We Have It All said:


> kookaburra
> surely not



Correct - It surely isn't!!!


----------



## Lucas (Dec 29, 2006)

could spend all night throwing wild guesses into the air....................................so, its a ................................cuckoo


----------



## slim6y (Dec 29, 2006)

Don't spend all night - cause here's the answer


----------



## Jakee (Dec 29, 2006)

8 turtles and 13 bats


----------



## Lucas (Dec 29, 2006)

starling?


Sounds like 8 turts and 13 bats is the winning vote so far.


----------



## slim6y (Dec 29, 2006)

Yeah some sort of starling/swallow type thingee... im not an aviaoligist lol... someone else can do the pics this time  I'm too mean for this lol...


----------



## slim6y (Dec 29, 2006)

Ok ok ok - last one then...


----------



## Lucas (Dec 29, 2006)

a mouldy ham and cheese sandwich


----------



## slim6y (Dec 29, 2006)

Lucas said:


> a mouldy ham and cheese sandwich



HAHAHAHA... nope


----------



## Adzo (Dec 29, 2006)

a chameleon?


----------



## Lucas (Dec 29, 2006)

I'm off to bed, any hints before I go?


----------



## slim6y (Dec 29, 2006)

Adzo said:


> a chameleon?



Nope...

Nun nite Lucas...


----------



## Adzo (Dec 29, 2006)

tree frog?


----------



## SlothHead (Dec 29, 2006)

i just saw that in the bath


----------



## slim6y (Dec 30, 2006)

Adzo said:


> tree frog?



Ooooooh... someone is a smarty... now what type of tree frog haha!


----------



## munkee (Dec 30, 2006)

four hundred and seventy two turts at least....

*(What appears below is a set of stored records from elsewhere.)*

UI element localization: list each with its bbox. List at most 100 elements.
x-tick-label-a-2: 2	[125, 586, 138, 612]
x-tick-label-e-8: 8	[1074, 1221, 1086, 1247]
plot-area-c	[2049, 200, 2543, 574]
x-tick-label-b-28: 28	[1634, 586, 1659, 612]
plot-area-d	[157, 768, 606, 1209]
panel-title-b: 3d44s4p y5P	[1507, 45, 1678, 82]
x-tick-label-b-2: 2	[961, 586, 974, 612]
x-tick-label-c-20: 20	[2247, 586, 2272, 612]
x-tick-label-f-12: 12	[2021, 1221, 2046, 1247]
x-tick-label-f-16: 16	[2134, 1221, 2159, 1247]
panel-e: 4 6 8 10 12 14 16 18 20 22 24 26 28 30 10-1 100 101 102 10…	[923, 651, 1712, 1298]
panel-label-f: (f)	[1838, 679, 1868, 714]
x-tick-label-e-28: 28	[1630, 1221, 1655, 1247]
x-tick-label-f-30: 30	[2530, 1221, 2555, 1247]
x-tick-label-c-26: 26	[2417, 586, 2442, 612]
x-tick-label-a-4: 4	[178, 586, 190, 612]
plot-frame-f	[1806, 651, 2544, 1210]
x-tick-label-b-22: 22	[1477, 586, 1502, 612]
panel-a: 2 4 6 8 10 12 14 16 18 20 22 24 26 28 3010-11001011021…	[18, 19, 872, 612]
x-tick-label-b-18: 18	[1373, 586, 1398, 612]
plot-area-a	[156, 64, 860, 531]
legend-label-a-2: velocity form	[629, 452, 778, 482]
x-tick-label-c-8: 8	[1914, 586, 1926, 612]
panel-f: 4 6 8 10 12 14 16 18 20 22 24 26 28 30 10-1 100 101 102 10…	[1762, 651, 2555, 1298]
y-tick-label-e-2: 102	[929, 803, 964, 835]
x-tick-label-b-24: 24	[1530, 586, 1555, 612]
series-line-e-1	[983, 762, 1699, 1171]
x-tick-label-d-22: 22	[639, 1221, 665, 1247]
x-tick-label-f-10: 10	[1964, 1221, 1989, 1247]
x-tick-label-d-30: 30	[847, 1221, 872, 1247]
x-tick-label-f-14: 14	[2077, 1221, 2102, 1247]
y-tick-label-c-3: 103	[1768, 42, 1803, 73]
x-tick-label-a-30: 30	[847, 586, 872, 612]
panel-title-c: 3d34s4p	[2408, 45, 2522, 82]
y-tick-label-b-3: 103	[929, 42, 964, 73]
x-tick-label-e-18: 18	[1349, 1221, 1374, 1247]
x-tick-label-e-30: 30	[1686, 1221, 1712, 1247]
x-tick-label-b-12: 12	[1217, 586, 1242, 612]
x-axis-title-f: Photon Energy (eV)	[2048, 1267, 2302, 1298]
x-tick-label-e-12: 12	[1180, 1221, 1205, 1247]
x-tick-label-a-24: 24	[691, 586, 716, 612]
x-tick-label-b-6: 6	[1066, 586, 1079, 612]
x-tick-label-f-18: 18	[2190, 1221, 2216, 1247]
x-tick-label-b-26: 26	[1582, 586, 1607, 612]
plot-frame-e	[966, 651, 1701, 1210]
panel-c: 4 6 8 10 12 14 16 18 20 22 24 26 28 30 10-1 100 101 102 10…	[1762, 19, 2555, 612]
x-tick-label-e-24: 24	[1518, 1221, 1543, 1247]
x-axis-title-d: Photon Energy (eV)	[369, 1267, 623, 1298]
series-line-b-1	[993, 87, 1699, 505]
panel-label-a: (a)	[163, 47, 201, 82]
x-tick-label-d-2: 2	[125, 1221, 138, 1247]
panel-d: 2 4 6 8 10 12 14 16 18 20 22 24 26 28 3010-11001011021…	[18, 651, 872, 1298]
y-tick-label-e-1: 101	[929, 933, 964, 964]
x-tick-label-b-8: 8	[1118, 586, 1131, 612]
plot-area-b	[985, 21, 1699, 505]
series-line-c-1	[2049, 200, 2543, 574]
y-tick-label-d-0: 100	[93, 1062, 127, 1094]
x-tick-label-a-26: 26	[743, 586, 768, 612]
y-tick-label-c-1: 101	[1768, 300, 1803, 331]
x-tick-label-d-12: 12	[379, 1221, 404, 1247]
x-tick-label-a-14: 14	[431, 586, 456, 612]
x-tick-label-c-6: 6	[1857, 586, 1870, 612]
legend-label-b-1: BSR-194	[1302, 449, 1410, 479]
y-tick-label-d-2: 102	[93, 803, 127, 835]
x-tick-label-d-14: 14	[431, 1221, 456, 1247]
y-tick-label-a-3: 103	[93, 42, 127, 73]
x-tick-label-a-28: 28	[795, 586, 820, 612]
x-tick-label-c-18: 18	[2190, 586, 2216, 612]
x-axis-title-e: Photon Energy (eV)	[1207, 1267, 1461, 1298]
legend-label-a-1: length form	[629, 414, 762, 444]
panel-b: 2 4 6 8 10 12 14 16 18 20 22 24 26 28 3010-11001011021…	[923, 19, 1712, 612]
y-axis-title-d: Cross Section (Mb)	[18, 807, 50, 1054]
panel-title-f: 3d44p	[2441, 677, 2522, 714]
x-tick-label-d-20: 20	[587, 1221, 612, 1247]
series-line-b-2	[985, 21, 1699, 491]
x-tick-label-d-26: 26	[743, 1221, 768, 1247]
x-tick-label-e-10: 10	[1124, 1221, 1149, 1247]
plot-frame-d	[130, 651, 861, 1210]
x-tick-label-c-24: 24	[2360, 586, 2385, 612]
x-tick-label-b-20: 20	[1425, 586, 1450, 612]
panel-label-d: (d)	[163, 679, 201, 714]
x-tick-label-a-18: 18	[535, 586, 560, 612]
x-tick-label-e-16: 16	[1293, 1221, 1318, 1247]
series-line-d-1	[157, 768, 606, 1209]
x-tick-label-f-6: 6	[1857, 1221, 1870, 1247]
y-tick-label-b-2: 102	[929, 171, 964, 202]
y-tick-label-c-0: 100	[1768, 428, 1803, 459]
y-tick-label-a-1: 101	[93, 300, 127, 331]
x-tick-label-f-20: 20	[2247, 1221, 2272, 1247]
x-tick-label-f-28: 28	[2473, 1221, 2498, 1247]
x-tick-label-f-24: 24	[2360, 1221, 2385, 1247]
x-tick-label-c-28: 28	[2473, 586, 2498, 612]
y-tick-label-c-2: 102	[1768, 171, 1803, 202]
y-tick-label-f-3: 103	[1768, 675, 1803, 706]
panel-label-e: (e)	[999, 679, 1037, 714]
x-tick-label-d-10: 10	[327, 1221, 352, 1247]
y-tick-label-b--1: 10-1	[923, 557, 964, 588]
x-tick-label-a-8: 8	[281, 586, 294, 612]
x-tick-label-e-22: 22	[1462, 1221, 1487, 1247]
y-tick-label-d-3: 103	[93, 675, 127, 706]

Or have I been enjoying a few adult drinks?????

Bad news for the snapping turt nontheless,


----------



## Adzo (Dec 30, 2006)

The dainty tree frog from one of your other posts


----------



## Rep-Style (Dec 30, 2006)

Litoria Citropa?


----------



## slim6y (Dec 30, 2006)

Adzo said:


> The dainty tree frog from one of your other posts



You're the observant one!!!

I don't think anyone could hide anything from you - you would have been awful to play hide-n-seek with - you're the sort of person that sneaks a look when counting (haha).

Anyways, congratulations you win the SLiM6y prize pack which contains...


----------



## Lucas (Dec 30, 2006)

nothing


----------



## mysnakesau (Dec 30, 2006)

I counted 8 turtles. But my eyes aren't good enough for the bats, and yuck there's a spider, too


----------